'D'apres Caspar David Friedrich'. Photo: Carlo Chiopris

Sunday 23 January 2011

Paradox - a poetic device

"We are dealing here with a poetry that presents the concrete experience of human beings living in their time. The essence of such an experience and its poetic transcription is the sacral reality that lies beyond the duration of nature and history. This experience is signalled ... by the intervention of visual elements, by the use of parallelism and paradox. Paradox appears in Jawien's (KW's) earlier texts, but only in 'Considerations on Death' has it been given the main role. The structure of the poem is supported by paradox. The theme of death/resurrection and the schema of death leading to life are two of the most important paradoxes in Christianity. Semantic figures based on antithesis (include): 'maturity, descending into the hidden essence', 'passing is also gathering'; 'the dying world reveals its life anew';'the body of my soul and the soul of my body are united again'. Words with antithetical meanings are linked in a dialectic tension: maturation/regression, word/silence, body/persistence, death/hope."

from The Poetic Phenomenology of a Religious Man: About the Literary Creativity of Karol Wojtyta By KRZYSZTOF DYBCIAK

poetic phenomenology

"Thus Wojtyła's literary writings can be regarded as poetic phenomenology which gives an account of the process and essence of religious experience." Krzysztof Dybciak
Read the whole of this very illuminating afterword about KW's place in literary history (from p281)

Thursday 20 January 2011

Profile - a Poetic Device

Profile = a sudden revelation of a person. For the Polish poet Cyprian Norwid (a poetic influence on KW), profile was a manifestation of God, for we can't see our Creator face-to-face. 'Beauty, like lightening, illuminates the many profiles of God' (1982:14).

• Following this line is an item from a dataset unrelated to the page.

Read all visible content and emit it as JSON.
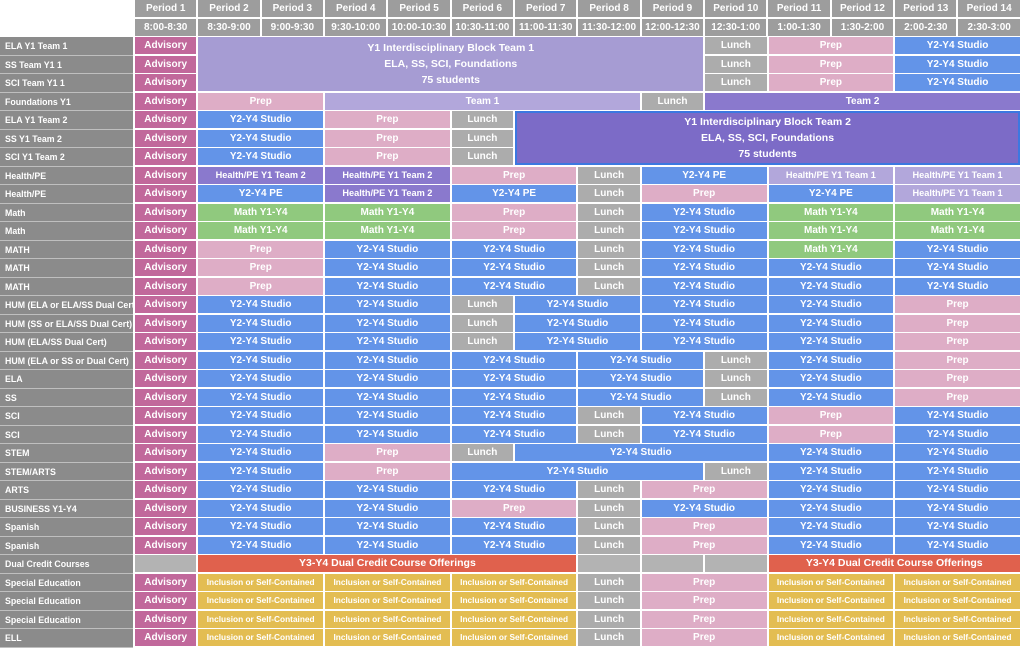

In KW's Cyrenean cycle, the Son of God is met in profile, not face-to-face. This cycle contains 14 profiles - a car factory worker, a girl disappointed in love, a schizoid etc, and each faces themselves as if for the first time against the cross they have to carry. The last profile in the cycle is the Cyrenean himself. JP notes that there is perhaps an analogy between KW's 14 profiles in the cycle and the 14 stations of the cross (which are usually made in relief), and that the stations, as they follow one another, form a sequence of profiles.

Source: Collected Poems 1982, Hutchinson, trans and intro by Jerzy Peterkiewicz

Poetics of Contemplation

the poetics of contemplation

cycles, profiles
reiteration, repetition, reinterpretation, recurring themes, repeating images
thought poised on thought
sudden leaps into paradox, the paradox of negation
inscape
monologue, implied dialogue, speaking through an adopted character, articulating the struggle for self-knowledge, segments of conversation embedded in the text without formal indication they are dialogue, sequences of thought presented as conversations with oneself, inner dialogue implied [ ] –
overlapping questions and answers, double-edged questions
the subject and object uniting, the medium and the message converging
compact phrases, as well as long, long lines . . .
the poetics of contemplation, the frontier of language redefined
an invitation, a welcome, a greeting – please, my love – come inside

Wednesday 12 January 2011

What's in a translation? 1

Man of Emotion

You don't really suffer when love is flooding you:
it's a patch of enthusiasm, pleasant and shallow;
if it dries up—do you think of the void?
Between heart and heart there is always a gap.
You must enter it slowly—
till the eye absorbs color,
the ear tunes to rhythm.

Love and move inward, discover your will,
shed heart's evasions and the mind's harsh control

Official translation Jerzy Peterkiewicz


Man of Emotion

You never tire of the love that constantly floods you
Here is the stain of ardour, a charming and shallow stain
When it dries – do you feel an absence?

There is a space between one heart and another
Into which it takes time to enter
During which sight grows to know the colour and hearing the rhythm

So love as you enter the depths and reach the will
So as not to witness the heart’s escape and thought’s tormenting control!

Translation Karolina Stolarska (2010)

what's in a translation? 2

Girl Disappointed in Love

With mercury we measure pain
as we measure the heat of bodies and air;
but this is not how to discover our limits--
you think you are the center of things.
If you could only grasp that you are not:
the center is He,
and He, too, finds no love---
why don't you see?
The human heart--what is it for?
Cosmic temperature. Heart. Mercury.

Official translation Jerzy Peterkiewicz


Girl Disappointed in Love

Often suffering is measured by the line of mercury
Just like the temperature of air or bodies -
But you need a different gage of its dimensions…
(Yet you’re too much an axis of your own affairs).

If you could grasp that you are not their centre
And that the One who is
Also finds no love
If you could manage to see this

What is the human heart for?

The temperature of the cosmos and the human heart – and mercury.